Really enjoyable b-movie
filterite | Dublin, Ireland | 04/03/2005
(5 out of 5 stars)
"The basic idea of this is that Arnold Masters is sent to a mental hospital for committing a crime he thinks he didn't commit and befriends a black man who not only believes him but gives him his black magic set after he dies. He is set free from the hospital after some bizarre happenings and comes home to find life in the old house has become dilapidated and filled with cobwebs. Being on his own since his mother passed away, he reads the old letters he sent to his mother and sees that they were partially censored which he finds deeply upsetting. He venges to make the people who done him wrong pay. And he makes sure he does that by using the black magic set he was given. One by one the victims are killed and the police are clueless to who it is until the missing pieces suddenly fall into place.

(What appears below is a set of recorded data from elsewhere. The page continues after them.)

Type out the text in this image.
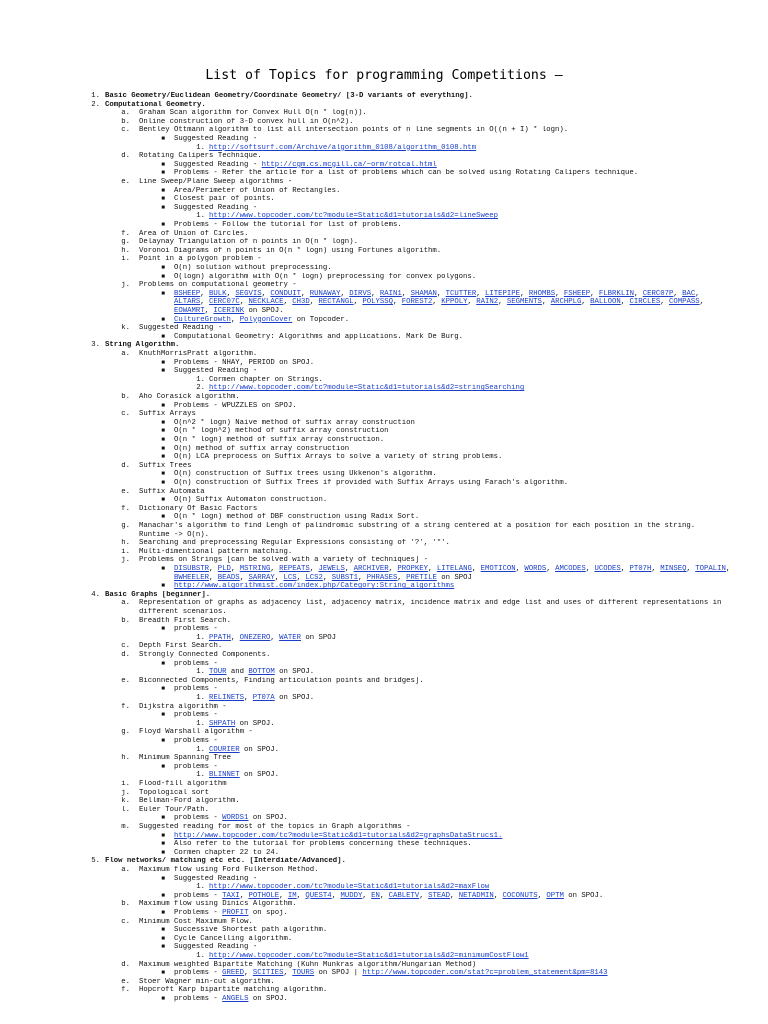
List of Topics for programming Competitions –
1. Basic Geometry/Euclidean Geometry/Coordinate Geometry/ [3-D variants of everything].
2. Computational Geometry.
a. Graham Scan algorithm for Convex Hull O(n * log(n)).
b. Online construction of 3-D convex hull in O(n^2).
c. Bentley Ottmann algorithm to list all intersection points of n line segments in O((n + I) * logn).
■ Suggested Reading -
1. http://softsurf.com/Archive/algorithm_0108/algorithm_0108.htm
d. Rotating Calipers Technique.
■ Suggested Reading - http://cgm.cs.mcgill.ca/~orm/rotcal.html
■ Problems - Refer the article for a list of problems which can be solved using Rotating Calipers technique.
e. Line Sweep/Plane Sweep algorithms -
■ Area/Perimeter of Union of Rectangles.
■ Closest pair of points.
■ Suggested Reading -
1. http://www.topcoder.com/tc?module=Static&d1=tutorials&d2=lineSweep
■ Problems - Follow the tutorial for list of problems.
f. Area of Union of Circles.
g. Delaynay Triangulation of n points in O(n * logn).
h. Voronoi Diagrams of n points in O(n * logn) using Fortunes algorithm.
i. Point in a polygon problem -
■ O(n) solution without preprocessing.
■ O(logn) algorithm with O(n * logn) preprocessing for convex polygons.
j. Problems on computational geometry -
■ BSHEEP, BULK, SEGVIS, CONDUIT, RUNAWAY, DIRVS, RAIN1, SHAMAN, TCUTTER, LITEPIPE, RHOMBS, FSHEEP, FLBRKLIN, CERC07P, BAC,
ALTARS, CERC07C, NECKLACE, CH3D, RECTANGL, POLYSSQ, FOREST2, KPPOLY, RAIN2, SEGMENTS, ARCHPLG, BALLOON, CIRCLES, COMPASS,
EOWAMRT, ICERINK on SPOJ.
■ CultureGrowth, PolygonCover on Topcoder.
k. Suggested Reading -
■ Computational Geometry: Algorithms and applications. Mark De Burg.
3. String Algorithm.
a. KnuthMorrisPratt algorithm.
■ Problems - NHAY, PERIOD on SPOJ.
■ Suggested Reading -
1. Cormen chapter on Strings.
2. http://www.topcoder.com/tc?module=Static&d1=tutorials&d2=stringSearching
b. Aho Corasick algorithm.
■ Problems - WPUZZLES on SPOJ.
c. Suffix Arrays
■ O(n^2 * logn) Naive method of suffix array construction
■ O(n * logn^2) method of suffix array construction
■ O(n * logn) method of suffix array construction.
■ O(n) method of suffix array construction
■ O(n) LCA preprocess on Suffix Arrays to solve a variety of string problems.
d. Suffix Trees
■ O(n) construction of Suffix trees using Ukkenon's algorithm.
■ O(n) construction of Suffix Trees if provided with Suffix Arrays using Farach's algorithm.
e. Suffix Automata
■ O(n) Suffix Automaton construction.
f. Dictionary Of Basic Factors
■ O(n * logn) method of DBF construction using Radix Sort.
g. Manachar's algorithm to find Lengh of palindromic substring of a string centered at a position for each position in the string.
Runtime -> O(n).
h. Searching and preprocessing Regular Expressions consisting of '?', '*'.
i. Multi-dimentional pattern matching.
j. Problems on Strings [can be solved with a variety of techniques] -
■ DISUBSTR, PLD, MSTRING, REPEATS, JEWELS, ARCHIVER, PROPKEY, LITELANG, EMOTICON, WORDS, AMCODES, UCODES, PT07H, MINSEQ, TOPALIN,
BWHEELER, BEADS, SARRAY, LCS, LCS2, SUBST1, PHRASES, PRETILE on SPOJ
■ http://www.algorithmist.com/index.php/Category:String_algorithms
4. Basic Graphs [beginner].
a. Representation of graphs as adjacency list, adjacency matrix, incidence matrix and edge list and uses of different representations in
different scenarios.
b. Breadth First Search.
■ problems -
1. PPATH, ONEZERO, WATER on SPOJ
c. Depth First Search.
d. Strongly Connected Components.
■ problems -
1. TOUR and BOTTOM on SPOJ.
e. Biconnected Components, Finding articulation points and bridges].
■ problems -
1. RELINETS, PT07A on SPOJ.
f. Dijkstra algorithm -
■ problems -
1. SHPATH on SPOJ.
g. Floyd Warshall algorithm -
■ problems -
1. COURIER on SPOJ.
h. Minimum Spanning Tree
■ problems -
1. BLINNET on SPOJ.
i. Flood-fill algorithm
j. Topological sort
k. Bellman-Ford algorithm.
l. Euler Tour/Path.
■ problems - WORDS1 on SPOJ.
m. Suggested reading for most of the topics in Graph algorithms -
■ http://www.topcoder.com/tc?module=Static&d1=tutorials&d2=graphsDataStrucs1.
■ Also refer to the tutorial for problems concerning these techniques.
■ Cormen chapter 22 to 24.
5. Flow networks/ matching etc etc. [Interdiate/Advanced].
a. Maximum flow using Ford Fulkerson Method.
■ Suggested Reading -
1. http://www.topcoder.com/tc?module=Static&d1=tutorials&d2=maxFlow
■ problems - TAXI, POTHOLE, IM, QUEST4, MUDDY, EN, CABLETV, STEAD, NETADMIN, COCONUTS, OPTM on SPOJ.
b. Maximum flow using Dinics Algorithm.
■ Problems - PROFIT on spoj.
c. Minimum Cost Maximum Flow.
■ Successive Shortest path algorithm.
■ Cycle Cancelling algorithm.
■ Suggested Reading -
1. http://www.topcoder.com/tc?module=Static&d1=tutorials&d2=minimumCostFlow1
d. Maximum weighted Bipartite Matching (Kuhn Munkras algorithm/Hungarian Method)
■ problems - GREED, SCITIES, TOURS on SPOJ | http://www.topcoder.com/stat?c=problem_statement&pm=8143
e. Stoer Wagner min-cut algorithm.
f. Hopcroft Karp bipartite matching algorithm.
■ problems - ANGELS on SPOJ.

While the acting may be a bit ropey occasionally, the film plays out extremely well and occasionally has a few blackly comical scenes in the mix to ease the viewer somewhat. The tension though is created well and altogether the film is compelling viewing. Some scenes such as The Nurse's Death will provide enough amusement for all and the operatic property expert might possibly raise a chuckle or two. Sure there are shades of Psycho and possibly The Wicker Man about it ( but the last reference is only somewhat brief ) but the film can easily hold itself on it's own. Ultimately it is a really enjoyable movie but one that is utterly bleak in it's outlook on revenge and loss and the sad ending to this only makes it all the more so."